Fig. 4. Histone modification changes at dsQTLs that are also eQTLs.

(A) Estimates of allelic imbalance for histone marks and Pol II across DNase I hypersensitive sites (DHSs; n = 239) and transcription start sites (TSSs; n = 246) from joint dsQTL-eQTLs (17). (*) and (**) indicate that allelic imbalance is significantly different from 0 with P < 0.05 and P < 0.01, respectively (by likelihood ratio test). (B) An example of a dsQTL-eQTL. The SNP rs2886870 disrupts a NF-κB binding site and is significantly associated with local DNase sensitivity, H3K27ac, and Pol II levels. The SNP is also significantly associated with gene expression, H3K27ac, H3K4me3, and Pol II levels at a distal promoter (>18 kb away). P values are from the combined haplotype test, except for DNase I and RNA-seq, where linear regression and t tests were used. Read depth tracks are aggregated and colored by the genotype of rs2886870.

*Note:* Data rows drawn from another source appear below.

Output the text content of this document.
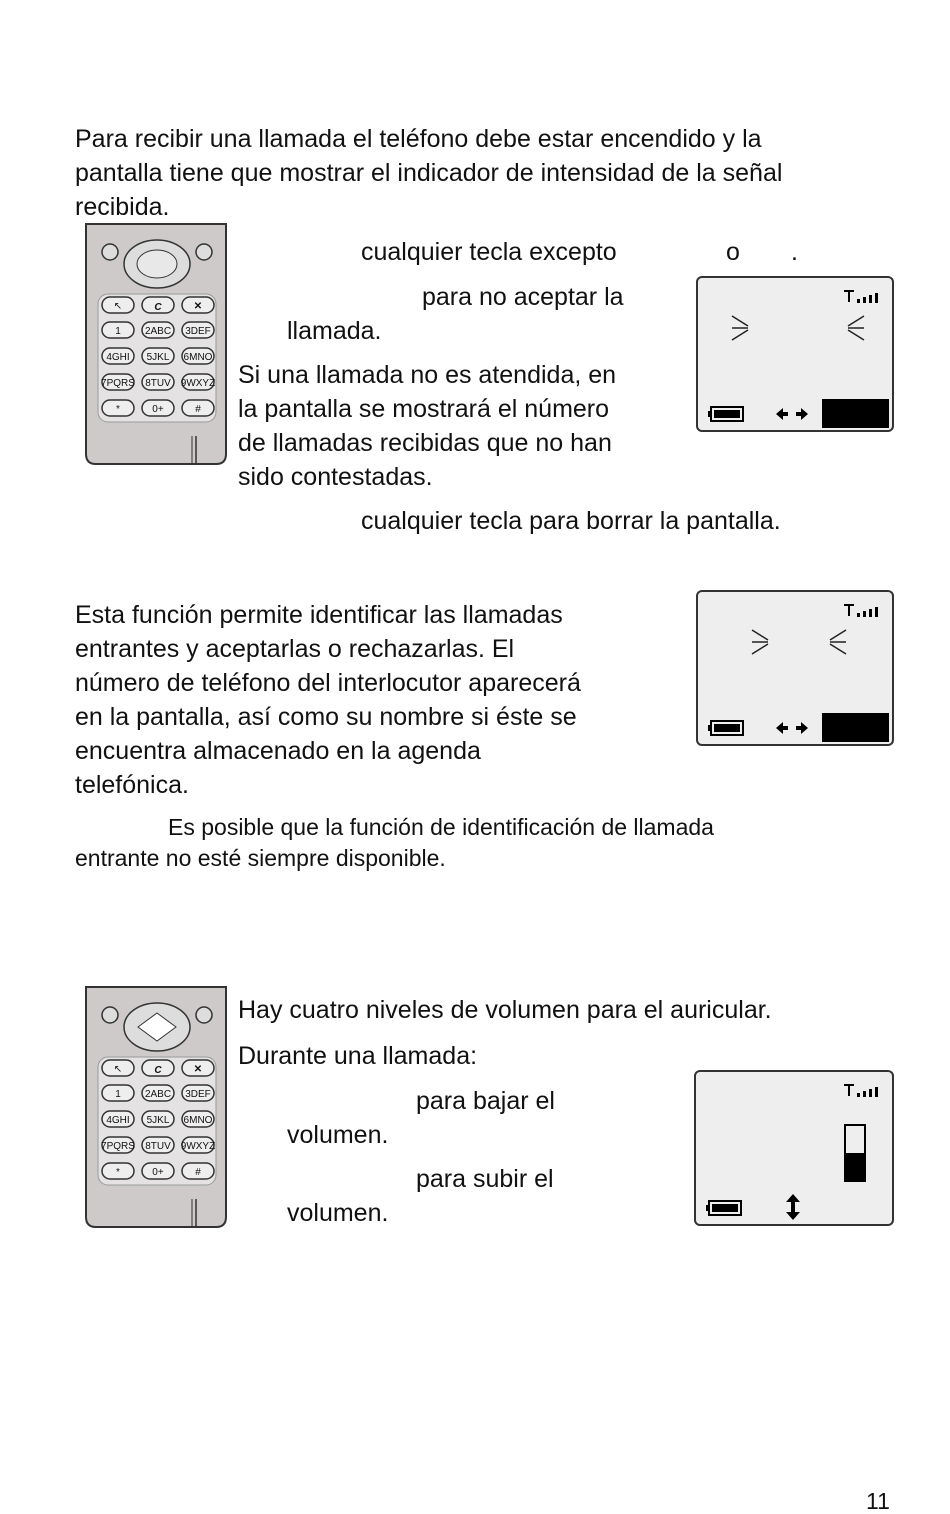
Para recibir una llamada el teléfono debe estar encendido y la
pantalla tiene que mostrar el indicador de intensidad de la señal
recibida.
↖	C	✕
1 2ABC 3DEF
4GHI 5JKL 6MNO
7PQRS 8TUV 9WXYZ
*	0+	#
cualquier tecla excepto	o .
para no aceptar la
llamada.
Si una llamada no es atendida, en
la pantalla se mostrará el número
de llamadas recibidas que no han
sido contestadas.
cualquier tecla para borrar la pantalla.
Esta función permite identificar las llamadas
entrantes y aceptarlas o rechazarlas. El
número de teléfono del interlocutor aparecerá
en la pantalla, así como su nombre si éste se
encuentra almacenado en la agenda
telefónica.
Es posible que la función de identificación de llamada
entrante no esté siempre disponible.
↖	C	✕
1 2ABC 3DEF
4GHI 5JKL 6MNO
7PQRS 8TUV 9WXYZ
*	0+	#
Hay cuatro niveles de volumen para el auricular.
Durante una llamada:
para bajar el
volumen.
para subir el
volumen.
11
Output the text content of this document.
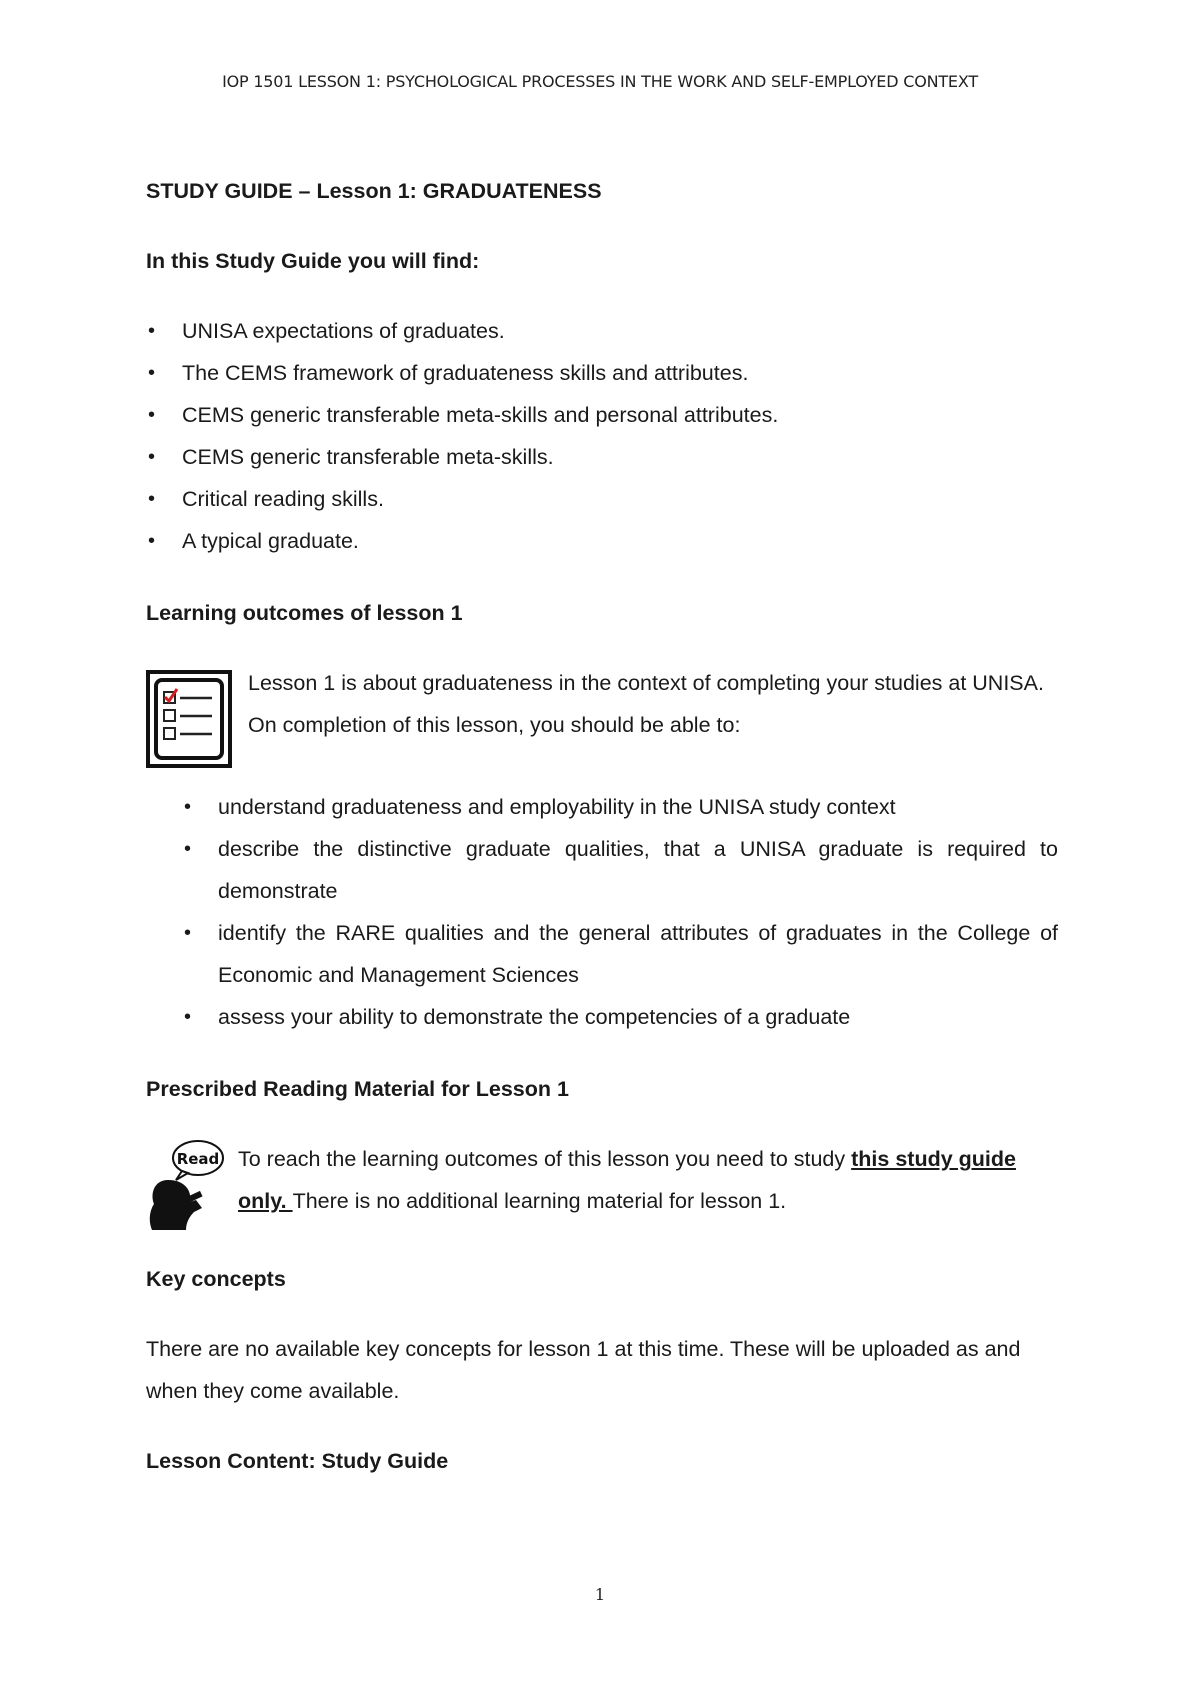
IOP 1501 LESSON 1: PSYCHOLOGICAL PROCESSES IN THE WORK AND SELF-EMPLOYED CONTEXT
STUDY GUIDE – Lesson 1: GRADUATENESS
In this Study Guide you will find:
• UNISA expectations of graduates.
• The CEMS framework of graduateness skills and attributes.
• CEMS generic transferable meta-skills and personal attributes.
• CEMS generic transferable meta-skills.
• Critical reading skills.
• A typical graduate.
Learning outcomes of lesson 1

Lesson 1 is about graduateness in the context of completing your studies at UNISA. On completion of this lesson, you should be able to:

• understand graduateness and employability in the UNISA study context
• describe the distinctive graduate qualities, that a UNISA graduate is required to demonstrate
• identify the RARE qualities and the general attributes of graduates in the College of Economic and Management Sciences
• assess your ability to demonstrate the competencies of a graduate
Prescribed Reading Material for Lesson 1
Read To reach the learning outcomes of this lesson you need to study this study guide only. There is no additional learning material for lesson 1.

Key concepts

There are no available key concepts for lesson 1 at this time. These will be uploaded as and when they come available.

Lesson Content: Study Guide
1
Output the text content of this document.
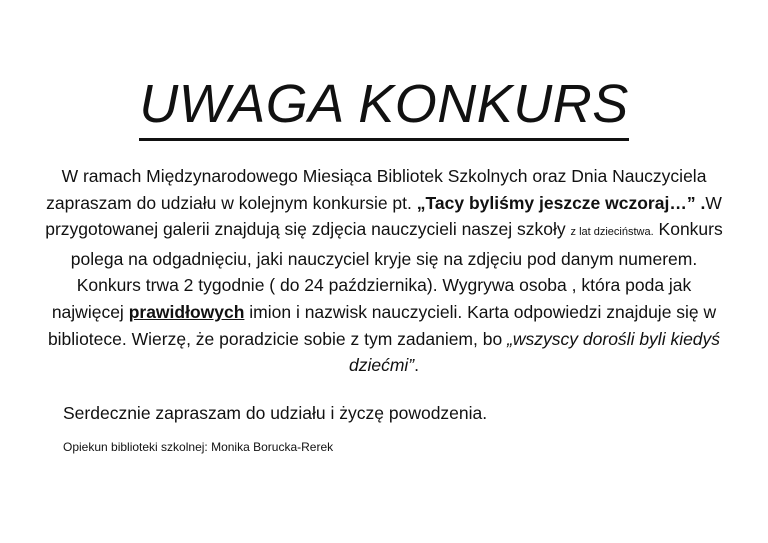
UWAGA KONKURS
W ramach Międzynarodowego Miesiąca Bibliotek Szkolnych oraz Dnia Nauczyciela zapraszam do udziału w kolejnym konkursie pt. „Tacy byliśmy jeszcze wczoraj…” .W przygotowanej galerii znajdują się zdjęcia nauczycieli naszej szkoły z lat dzieciństwa. Konkurs polega na odgadnięciu, jaki nauczyciel kryje się na zdjęciu pod danym numerem. Konkurs trwa 2 tygodnie ( do 24 października). Wygrywa osoba , która poda jak najwięcej prawidłowych imion i nazwisk nauczycieli. Karta odpowiedzi znajduje się w bibliotece. Wierzę, że poradzicie sobie z tym zadaniem, bo „wszyscy dorośli byli kiedyś dziećmi”.
Serdecznie zapraszam do udziału i życzę powodzenia.
Opiekun biblioteki szkolnej: Monika Borucka-Rerek
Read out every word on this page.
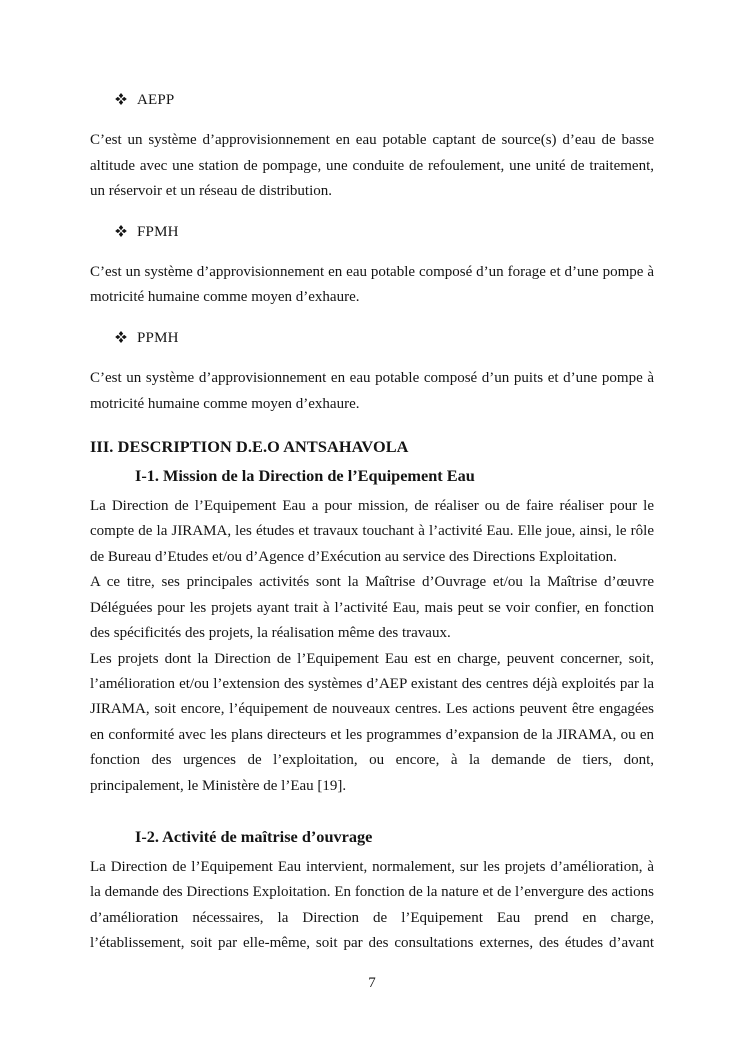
AEPP

C’est un système d’approvisionnement en eau potable captant de source(s) d’eau de basse altitude avec une station de pompage, une conduite de refoulement, une unité de traitement, un réservoir et un réseau de distribution.

FPMH

C’est un système d’approvisionnement en eau potable composé d’un forage et d’une pompe à motricité humaine comme moyen d’exhaure.

PPMH

C’est un système d’approvisionnement en eau potable composé d’un puits et d’une pompe à motricité humaine comme moyen d’exhaure.

III. DESCRIPTION D.E.O ANTSAHAVOLA
I-1. Mission de la Direction de l’Equipement Eau

La Direction de l’Equipement Eau a pour mission, de réaliser ou de faire réaliser pour le compte de la JIRAMA, les études et travaux touchant à l’activité Eau. Elle joue, ainsi, le rôle de Bureau d’Etudes et/ou d’Agence d’Exécution au service des Directions Exploitation.

A ce titre, ses principales activités sont la Maîtrise d’Ouvrage et/ou la Maîtrise d’œuvre Déléguées pour les projets ayant trait à l’activité Eau, mais peut se voir confier, en fonction des spécificités des projets, la réalisation même des travaux.

Les projets dont la Direction de l’Equipement Eau est en charge, peuvent concerner, soit, l’amélioration et/ou l’extension des systèmes d’AEP existant des centres déjà exploités par la JIRAMA, soit encore, l’équipement de nouveaux centres. Les actions peuvent être engagées en conformité avec les plans directeurs et les programmes d’expansion de la JIRAMA, ou en fonction des urgences de l’exploitation, ou encore, à la demande de tiers, dont, principalement, le Ministère de l’Eau [19].

I-2. Activité de maîtrise d’ouvrage

La Direction de l’Equipement Eau intervient, normalement, sur les projets d’amélioration, à la demande des Directions Exploitation. En fonction de la nature et de l’envergure des actions d’amélioration nécessaires, la Direction de l’Equipement Eau prend en charge, l’établissement, soit par elle-même, soit par des consultations externes, des études d’avant

7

For each dsQTL-eQTL pair, we estimated average allelic imbalance in histone marks and Pol II after polarizing genotypes by DNase I sensitivity at the associated DHS. At activating DHSs, the allelic imbalance is positive (in the same direction as DNase I sensitivity at the DHS) for the three activating histone marks and Pol II and is negative for H3K27me3 (Fig. 4A). The same pattern is present at the associated TSSs, which demonstrates that polymorphisms can jointly affect chromatin state at distal enhancers and at promoters, perhaps via chromatin looping interactions (25). We found that for several of the dsQTL-eQTLs, the SNP that is most significantly associated with DNase I sensitivity is located in a binding site for a known transcription factor (Fig. 4B).

In summary, our study allowed us to link genetic variation in a human population to variation in chromatin state. We identified QTLs associated with histone modification and Pol II binding that are enriched at both dsQTLs and eQTLs, and we found that single genetic variants may affect multiple aspects of chromatin state, including histone modification, DNase I sensitivity, and nucleosome positioning. In some cases, polymorphisms in TFBSs are causally responsible for differences in histone marking, and we have identified several specific transcription factors that are key regulators of histone marking in LCLs, an important step toward understanding how chromatin state is encoded by the genome.